Building phrase based language model from large corpus
by Tang Haijiang
M.Phil. Electrical and Electronic Engineering
x, 79 leaves : ill. ; 30 cm
Statistical language models (SLM) encode linguistic information in the form of estimation of probability distribution of natural language, and have been successfully applied in various language processing applications....[ Read more ]
Statistical language models (SLM) encode linguistic information in the form of estimation of probability distribution of natural language, and have been successfully applied in various language processing applications.
Currently, most SLMs are based on words. A language model is trained on text based on a pre-defined lexicon. However, even language model trained from huge body of text with very large lexicons yield a significant number of unreliable estimates due to the lack of linguistic information and the inaccurate independent assumption of language modeling. In fact, word bases n-gram language model, the most commonly used SLM, uses so little linguistic knowledge that it may applied to a sequence of any symbols with no deep structure or meaning behind them. One solution is to encode linguistic information into lexical units that has longer context, which is, including phrases as the linguistic unit for language modeling. The research work presented in this thesis focus on using automatically extracted phrase for language model training.
In this thesis, we investigate phrase based language model building techniques. We compare phrase extraction approaches using different statistical information obtained from the training data. The experimental results show that phrase based language model addresses main problems with regard to word-based n-gram model, hence systematically and significantly improves the quality of perplexity and recognition accuracy.
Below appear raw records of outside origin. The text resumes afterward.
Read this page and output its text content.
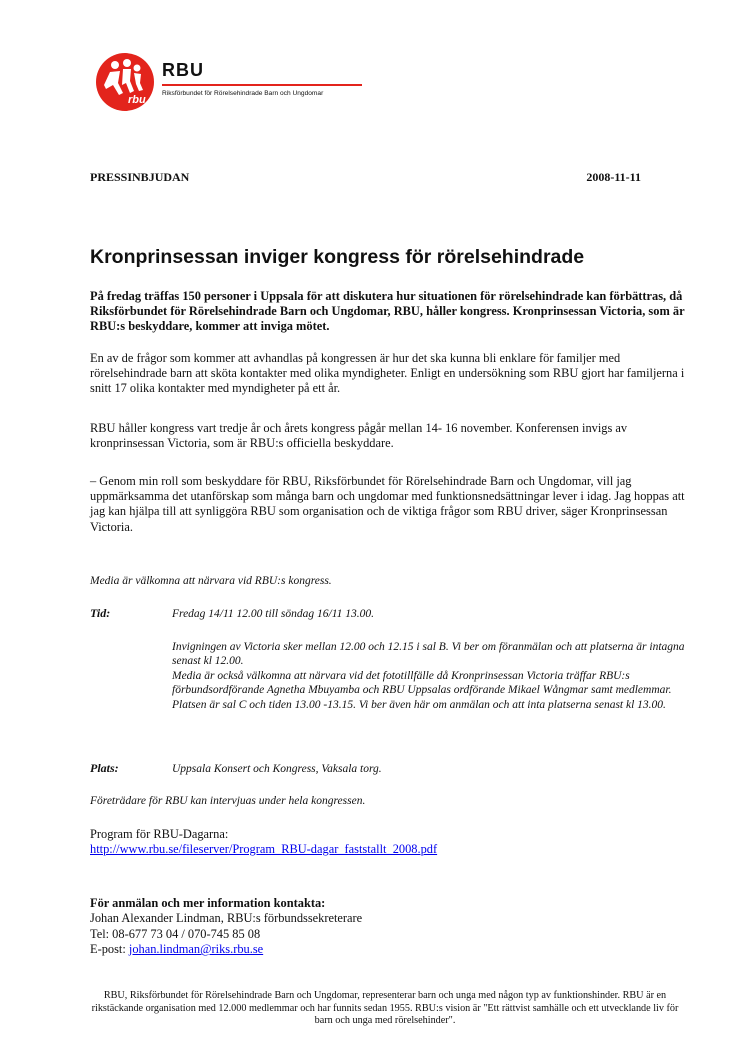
rbu
RBU
Riksförbundet för Rörelsehindrade Barn och Ungdomar
PRESSINBJUDAN	2008-11-11
Kronprinsessan inviger kongress för rörelsehindrade

På fredag träffas 150 personer i Uppsala för att diskutera hur situationen för rörelsehindrade kan förbättras, då Riksförbundet för Rörelsehindrade Barn och Ungdomar, RBU, håller kongress. Kronprinsessan Victoria, som är RBU:s beskyddare, kommer att inviga mötet.

En av de frågor som kommer att avhandlas på kongressen är hur det ska kunna bli enklare för familjer med rörelsehindrade barn att sköta kontakter med olika myndigheter. Enligt en undersökning som RBU gjort har familjerna i snitt 17 olika kontakter med myndigheter på ett år.

RBU håller kongress vart tredje år och årets kongress pågår mellan 14- 16 november. Konferensen invigs av kronprinsessan Victoria, som är RBU:s officiella beskyddare.

– Genom min roll som beskyddare för RBU, Riksförbundet för Rörelsehindrade Barn och Ungdomar, vill jag uppmärksamma det utanförskap som många barn och ungdomar med funktionsnedsättningar lever i idag. Jag hoppas att jag kan hjälpa till att synliggöra RBU som organisation och de viktiga frågor som RBU driver, säger Kronprinsessan Victoria.

Media är välkomna att närvara vid RBU:s kongress.
Tid:	Fredag 14/11 12.00 till söndag 16/11 13.00.
Invigningen av Victoria sker mellan 12.00 och 12.15 i sal B. Vi ber om föranmälan och att platserna är intagna senast kl 12.00.
Media är också välkomna att närvara vid det fototillfälle då Kronprinsessan Victoria träffar RBU:s förbundsordförande Agnetha Mbuyamba och RBU Uppsalas ordförande Mikael Wångmar samt medlemmar. Platsen är sal C och tiden 13.00 -13.15. Vi ber även här om anmälan och att inta platserna senast kl 13.00.
Plats:	Uppsala Konsert och Kongress, Vaksala torg.
Företrädare för RBU kan intervjuas under hela kongressen.
Program för RBU-Dagarna:
http://www.rbu.se/fileserver/Program_RBU-dagar_faststallt_2008.pdf
För anmälan och mer information kontakta:
Johan Alexander Lindman, RBU:s förbundssekreterare
Tel: 08-677 73 04 / 070-745 85 08
E-post: johan.lindman@riks.rbu.se
RBU, Riksförbundet för Rörelsehindrade Barn och Ungdomar, representerar barn och unga med någon typ av funktionshinder. RBU är en rikstäckande organisation med 12.000 medlemmar och har funnits sedan 1955. RBU:s vision är "Ett rättvist samhälle och ett utvecklande liv för barn och unga med rörelsehinder".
We also propose our new approach that outperforms the previous methods.
Another contribution of this thesis is in robust Chinese syllable to word decoding. Syllable to word decoding is very important for Chinese keyboard input, and also a main part of Chinese CSR. However, inherent ambiguities of Chinese language hamper the accurate decoding. We present a multi-path search algorithm that addresses this problem and significantly improves the recognition accuracy.